Kriz ilk darbelerini indirmeye başladı. Piyasada ne var ne yok zamlandı zamlanıyor. Enflasyon daha şimdiden resmi rakamlarla %17'yi geçti. Pek çok işletme peş peşe kapanıyor. OSB'ler birer hayalet kasaba olma yolunda hızla ilerliyor. işsizlik daha da artıyor artacak. Proletarya ve halklar bu krizin yakıcı sonuçlarını etlerinde, canlarında hissederek yaşamaya yeni yeni başlıyor.

RTE ve yakın çevresi bugüne kadar bu krizin bir ekonomik saldırı olduğunu, faiz lobisinden sonra Trump ve ABD'nin yarım kalanı tamamlamak istediklerini; kıskandıkları "dünya liderini" devirmek amacıyla hareket ettiklerini söyleyip pazarladılar. Bunun belirli bir alıcısı da var. ancak kriz açlığı, sefaleti derinleştirip hoşnutsuzluğu artırdıkça bu söylem değişecek. Faşizm bu sefer karnını doyurmayı başaramadığı emekçi kitlelere azla yetinmeyi, tok gözlü olmayı, nefis terbiyesini falan öğretmeye başlayacak.
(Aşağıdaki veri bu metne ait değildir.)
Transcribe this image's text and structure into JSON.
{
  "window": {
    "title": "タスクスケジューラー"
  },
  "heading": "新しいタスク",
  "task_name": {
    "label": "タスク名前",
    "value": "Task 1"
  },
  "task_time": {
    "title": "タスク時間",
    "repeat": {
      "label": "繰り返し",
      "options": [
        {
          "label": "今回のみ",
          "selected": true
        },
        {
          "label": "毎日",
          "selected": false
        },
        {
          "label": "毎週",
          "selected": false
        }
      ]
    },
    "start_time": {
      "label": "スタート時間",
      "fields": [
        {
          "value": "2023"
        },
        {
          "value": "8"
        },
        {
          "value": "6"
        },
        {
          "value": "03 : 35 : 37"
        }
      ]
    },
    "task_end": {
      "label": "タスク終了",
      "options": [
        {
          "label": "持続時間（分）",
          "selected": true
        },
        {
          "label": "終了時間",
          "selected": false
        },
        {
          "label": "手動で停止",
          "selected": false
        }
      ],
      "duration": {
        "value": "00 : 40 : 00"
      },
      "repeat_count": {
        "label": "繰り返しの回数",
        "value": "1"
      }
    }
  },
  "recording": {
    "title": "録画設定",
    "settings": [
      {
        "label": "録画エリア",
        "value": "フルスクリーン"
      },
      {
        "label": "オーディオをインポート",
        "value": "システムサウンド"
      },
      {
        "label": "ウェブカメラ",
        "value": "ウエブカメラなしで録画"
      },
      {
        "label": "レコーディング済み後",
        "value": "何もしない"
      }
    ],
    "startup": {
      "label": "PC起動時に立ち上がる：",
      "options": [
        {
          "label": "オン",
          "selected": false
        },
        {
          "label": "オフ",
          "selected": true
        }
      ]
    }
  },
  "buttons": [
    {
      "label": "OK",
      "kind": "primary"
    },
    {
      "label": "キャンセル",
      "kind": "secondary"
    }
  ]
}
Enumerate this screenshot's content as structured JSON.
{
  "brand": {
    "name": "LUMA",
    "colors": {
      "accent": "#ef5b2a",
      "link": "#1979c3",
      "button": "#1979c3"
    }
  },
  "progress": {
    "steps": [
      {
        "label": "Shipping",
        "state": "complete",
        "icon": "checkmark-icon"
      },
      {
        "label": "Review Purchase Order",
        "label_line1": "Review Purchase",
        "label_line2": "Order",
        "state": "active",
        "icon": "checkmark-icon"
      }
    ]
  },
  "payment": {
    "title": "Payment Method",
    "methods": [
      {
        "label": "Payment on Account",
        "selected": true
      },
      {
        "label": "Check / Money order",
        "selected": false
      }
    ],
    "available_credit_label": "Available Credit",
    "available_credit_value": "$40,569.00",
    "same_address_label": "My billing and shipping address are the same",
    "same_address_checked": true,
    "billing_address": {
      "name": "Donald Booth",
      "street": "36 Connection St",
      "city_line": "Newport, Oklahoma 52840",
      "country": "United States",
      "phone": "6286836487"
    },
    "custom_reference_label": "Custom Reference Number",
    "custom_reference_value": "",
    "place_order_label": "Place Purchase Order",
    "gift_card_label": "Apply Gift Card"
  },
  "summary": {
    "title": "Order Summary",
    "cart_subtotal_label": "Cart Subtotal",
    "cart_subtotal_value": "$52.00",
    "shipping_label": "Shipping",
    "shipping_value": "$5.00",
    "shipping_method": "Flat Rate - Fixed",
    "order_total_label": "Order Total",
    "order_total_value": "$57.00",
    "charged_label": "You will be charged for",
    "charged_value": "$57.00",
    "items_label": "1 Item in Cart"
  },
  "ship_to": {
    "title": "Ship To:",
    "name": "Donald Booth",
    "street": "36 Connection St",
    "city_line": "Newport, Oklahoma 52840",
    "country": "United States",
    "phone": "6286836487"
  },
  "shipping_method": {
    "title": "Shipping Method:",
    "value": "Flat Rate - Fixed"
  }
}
Bundan sonra ne olacağı devrimci komünistlere bağlı. Ya proleter çıkış, devrimci çıkış yolunu kitlelere anlatmayı, onları ikna etmeyi başarırlar ya da bu krizden de tekelci sermayenin bir başka bölümü ve faşizm yararlanır; proletarya ve halkların geleceğini karartmaya devam eder. Komünistler her gün her olaydan yararlanarak teşhir, propaganda, ajitasyon ve örgütlenme faaliyetini bütün olanaklarını ve bütün güçlerini kullanarak yoğunlaştırmalılar.